Le gouvernement n’a pas cédé aux sirènes du Rassemblement national, martela Elisabeth Borne qui dénonça la forfanterie de ses dirigeants, leurs postures de girouette et leurs mauvais tours de « garçon de bain » ; l’accord signé mardi pouvait arithmétiquement se passer de leurs voix… Oui mais il est gênant que, comme le RN, notre gouvernement s’oriente ou finalement se guide en épousant l’opinion de ces 70%. Car il existe inversement une minorité de Français qui, à travers tout un tissu associatif d’aides, de conseils, d’hébergements, portent secours aux migrants, par exemple au col de l’Echelle où on les aide à passer la frontière entre l’Italie et la France, et à Briançon où on les abrite – je connais quelques-uns de ces secourables bergers.
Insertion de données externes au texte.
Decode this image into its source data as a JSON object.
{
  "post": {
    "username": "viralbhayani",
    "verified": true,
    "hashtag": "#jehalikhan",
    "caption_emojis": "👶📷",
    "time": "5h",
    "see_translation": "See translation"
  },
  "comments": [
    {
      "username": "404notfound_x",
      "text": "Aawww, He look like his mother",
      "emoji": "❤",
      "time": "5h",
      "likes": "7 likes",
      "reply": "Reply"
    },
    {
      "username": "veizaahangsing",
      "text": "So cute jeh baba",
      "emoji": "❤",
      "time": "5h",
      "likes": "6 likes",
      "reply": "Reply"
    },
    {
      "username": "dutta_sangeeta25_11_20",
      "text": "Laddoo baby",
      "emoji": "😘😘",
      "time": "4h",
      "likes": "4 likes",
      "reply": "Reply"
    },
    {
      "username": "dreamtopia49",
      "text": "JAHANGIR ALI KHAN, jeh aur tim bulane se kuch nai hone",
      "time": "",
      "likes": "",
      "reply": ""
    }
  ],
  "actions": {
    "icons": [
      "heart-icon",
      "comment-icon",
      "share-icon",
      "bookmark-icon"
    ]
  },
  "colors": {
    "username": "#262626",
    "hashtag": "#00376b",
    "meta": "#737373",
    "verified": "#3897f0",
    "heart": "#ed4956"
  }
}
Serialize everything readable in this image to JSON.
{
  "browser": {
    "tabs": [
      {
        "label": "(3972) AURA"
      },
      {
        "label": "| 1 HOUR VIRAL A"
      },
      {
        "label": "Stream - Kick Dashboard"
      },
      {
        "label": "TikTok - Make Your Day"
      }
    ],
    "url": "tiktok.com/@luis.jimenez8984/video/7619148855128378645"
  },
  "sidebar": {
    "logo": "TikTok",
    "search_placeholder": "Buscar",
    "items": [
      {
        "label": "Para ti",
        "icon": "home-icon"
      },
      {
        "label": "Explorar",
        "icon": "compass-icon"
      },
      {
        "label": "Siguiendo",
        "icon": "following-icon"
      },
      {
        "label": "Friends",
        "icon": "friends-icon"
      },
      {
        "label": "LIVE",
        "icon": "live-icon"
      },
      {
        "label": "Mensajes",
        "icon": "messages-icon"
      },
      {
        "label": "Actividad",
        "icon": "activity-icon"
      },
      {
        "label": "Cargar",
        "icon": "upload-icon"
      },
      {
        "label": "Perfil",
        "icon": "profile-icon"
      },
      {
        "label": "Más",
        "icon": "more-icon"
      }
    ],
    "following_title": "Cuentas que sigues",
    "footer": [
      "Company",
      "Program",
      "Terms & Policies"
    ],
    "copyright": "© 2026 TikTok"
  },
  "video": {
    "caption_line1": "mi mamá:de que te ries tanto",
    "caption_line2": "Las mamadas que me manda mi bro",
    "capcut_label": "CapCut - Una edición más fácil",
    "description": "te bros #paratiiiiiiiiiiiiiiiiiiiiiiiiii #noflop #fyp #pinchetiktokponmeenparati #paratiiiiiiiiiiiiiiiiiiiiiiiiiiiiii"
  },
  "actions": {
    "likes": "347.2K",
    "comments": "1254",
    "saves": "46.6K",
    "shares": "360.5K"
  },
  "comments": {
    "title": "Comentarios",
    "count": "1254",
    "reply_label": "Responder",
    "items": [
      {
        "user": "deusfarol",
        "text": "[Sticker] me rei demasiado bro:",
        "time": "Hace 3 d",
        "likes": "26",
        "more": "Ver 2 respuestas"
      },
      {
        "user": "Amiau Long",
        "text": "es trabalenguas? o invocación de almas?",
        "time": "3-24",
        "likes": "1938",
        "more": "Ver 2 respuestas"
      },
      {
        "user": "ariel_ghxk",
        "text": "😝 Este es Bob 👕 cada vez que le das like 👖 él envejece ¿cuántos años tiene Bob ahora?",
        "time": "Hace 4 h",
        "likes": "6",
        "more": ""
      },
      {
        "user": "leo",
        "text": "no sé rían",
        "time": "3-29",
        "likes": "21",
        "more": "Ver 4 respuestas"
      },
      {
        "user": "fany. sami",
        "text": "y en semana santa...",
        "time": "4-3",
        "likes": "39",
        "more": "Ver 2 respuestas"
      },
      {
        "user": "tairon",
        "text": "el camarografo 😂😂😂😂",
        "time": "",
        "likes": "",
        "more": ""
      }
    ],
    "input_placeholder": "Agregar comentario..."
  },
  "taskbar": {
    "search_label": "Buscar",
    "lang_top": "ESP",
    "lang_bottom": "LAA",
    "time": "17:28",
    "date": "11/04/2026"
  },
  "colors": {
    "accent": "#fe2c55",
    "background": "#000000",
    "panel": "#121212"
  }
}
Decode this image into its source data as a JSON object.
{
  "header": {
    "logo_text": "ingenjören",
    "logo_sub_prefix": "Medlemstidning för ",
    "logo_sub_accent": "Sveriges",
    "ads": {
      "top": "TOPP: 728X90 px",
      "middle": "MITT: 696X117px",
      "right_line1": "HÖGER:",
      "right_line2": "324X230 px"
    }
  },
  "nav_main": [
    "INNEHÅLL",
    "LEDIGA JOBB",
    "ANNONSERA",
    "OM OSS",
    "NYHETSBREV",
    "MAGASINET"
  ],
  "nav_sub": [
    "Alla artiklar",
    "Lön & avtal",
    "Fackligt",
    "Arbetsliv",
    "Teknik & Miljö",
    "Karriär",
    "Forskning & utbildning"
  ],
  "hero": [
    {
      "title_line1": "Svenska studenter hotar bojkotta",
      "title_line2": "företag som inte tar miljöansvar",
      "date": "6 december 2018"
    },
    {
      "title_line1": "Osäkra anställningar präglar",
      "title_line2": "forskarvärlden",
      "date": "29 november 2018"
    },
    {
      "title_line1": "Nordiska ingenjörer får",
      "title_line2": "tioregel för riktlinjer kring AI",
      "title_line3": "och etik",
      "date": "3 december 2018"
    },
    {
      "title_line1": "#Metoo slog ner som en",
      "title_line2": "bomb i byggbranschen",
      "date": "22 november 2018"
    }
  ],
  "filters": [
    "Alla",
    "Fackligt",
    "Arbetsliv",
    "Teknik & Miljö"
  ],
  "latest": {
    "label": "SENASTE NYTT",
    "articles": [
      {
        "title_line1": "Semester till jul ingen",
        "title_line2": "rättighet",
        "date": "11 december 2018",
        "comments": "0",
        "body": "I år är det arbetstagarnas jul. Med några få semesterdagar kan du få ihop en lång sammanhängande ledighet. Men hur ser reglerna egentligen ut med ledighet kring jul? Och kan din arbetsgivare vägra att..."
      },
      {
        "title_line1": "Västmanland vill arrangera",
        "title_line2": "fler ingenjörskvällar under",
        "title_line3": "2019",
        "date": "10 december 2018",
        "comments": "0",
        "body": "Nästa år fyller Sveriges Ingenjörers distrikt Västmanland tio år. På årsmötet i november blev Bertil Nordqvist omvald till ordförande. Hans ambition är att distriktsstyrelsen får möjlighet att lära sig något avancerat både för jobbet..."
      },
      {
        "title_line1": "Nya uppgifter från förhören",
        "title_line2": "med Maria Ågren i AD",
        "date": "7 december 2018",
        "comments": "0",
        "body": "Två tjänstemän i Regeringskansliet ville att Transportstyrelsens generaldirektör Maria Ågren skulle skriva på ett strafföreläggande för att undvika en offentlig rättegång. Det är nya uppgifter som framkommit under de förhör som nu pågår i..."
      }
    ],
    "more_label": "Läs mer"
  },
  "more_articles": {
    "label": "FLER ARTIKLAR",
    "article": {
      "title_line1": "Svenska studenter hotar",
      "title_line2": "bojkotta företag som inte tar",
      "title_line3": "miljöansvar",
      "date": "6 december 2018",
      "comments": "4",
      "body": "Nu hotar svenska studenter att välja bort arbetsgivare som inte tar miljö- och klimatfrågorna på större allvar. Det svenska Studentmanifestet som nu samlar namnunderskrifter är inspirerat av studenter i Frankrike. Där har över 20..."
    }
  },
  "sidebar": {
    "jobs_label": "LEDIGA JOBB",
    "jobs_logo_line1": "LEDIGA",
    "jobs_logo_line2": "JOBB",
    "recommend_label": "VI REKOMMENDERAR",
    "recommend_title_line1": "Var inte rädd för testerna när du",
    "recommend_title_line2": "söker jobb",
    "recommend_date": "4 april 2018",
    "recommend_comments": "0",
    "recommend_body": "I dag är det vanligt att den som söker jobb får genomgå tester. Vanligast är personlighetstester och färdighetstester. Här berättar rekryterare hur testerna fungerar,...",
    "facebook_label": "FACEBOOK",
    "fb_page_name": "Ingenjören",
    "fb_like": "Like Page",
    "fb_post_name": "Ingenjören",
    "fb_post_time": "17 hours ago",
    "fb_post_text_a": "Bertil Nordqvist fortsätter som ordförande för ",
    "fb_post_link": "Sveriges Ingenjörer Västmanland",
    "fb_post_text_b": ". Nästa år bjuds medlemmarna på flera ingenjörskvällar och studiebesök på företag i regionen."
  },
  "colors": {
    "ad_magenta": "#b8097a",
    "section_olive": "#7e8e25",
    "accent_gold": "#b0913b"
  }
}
Comme on aimerait voir le couple de l’exécutif s’inspirer de cette généreuse minorité, plutôt que de calquer ses préférences sur une opinion certes majoritaire mais toujours suspecte de xénophobie !
Gouverner c’est prévoir, a-t-on coutume de répéter ; gouverner, ce n’est pas suivre mais devancer, préparer, frayer un chemin inédit, ne pas s’arrêter aux évidences de l’opinion. Tâche évidemment délicate puisqu’il faut aussi une forte dose d’écoute, et de popularité, pour bien gouverner.
« Nous avons répondu aux attentes des Français »… Sur la question ô combien épineuse du traitement de l’immigration, un gouvernement équitable devrait faire preuve de plus d’imagination (et de pédagogie pour combattre les idées reçues), au lieu de suivre ou d’entériner celles-ci. Quelles étaient les attentes des Français, en juin 1940 ? Ou en 1981, face à la question de la peine de mort ? Il n’y aurait pas eu d’abolition de celle-ci, ni de Résistance, si des voix d’abord impopulaires et forcément minoritaires n’avaient tracé un autre chemin.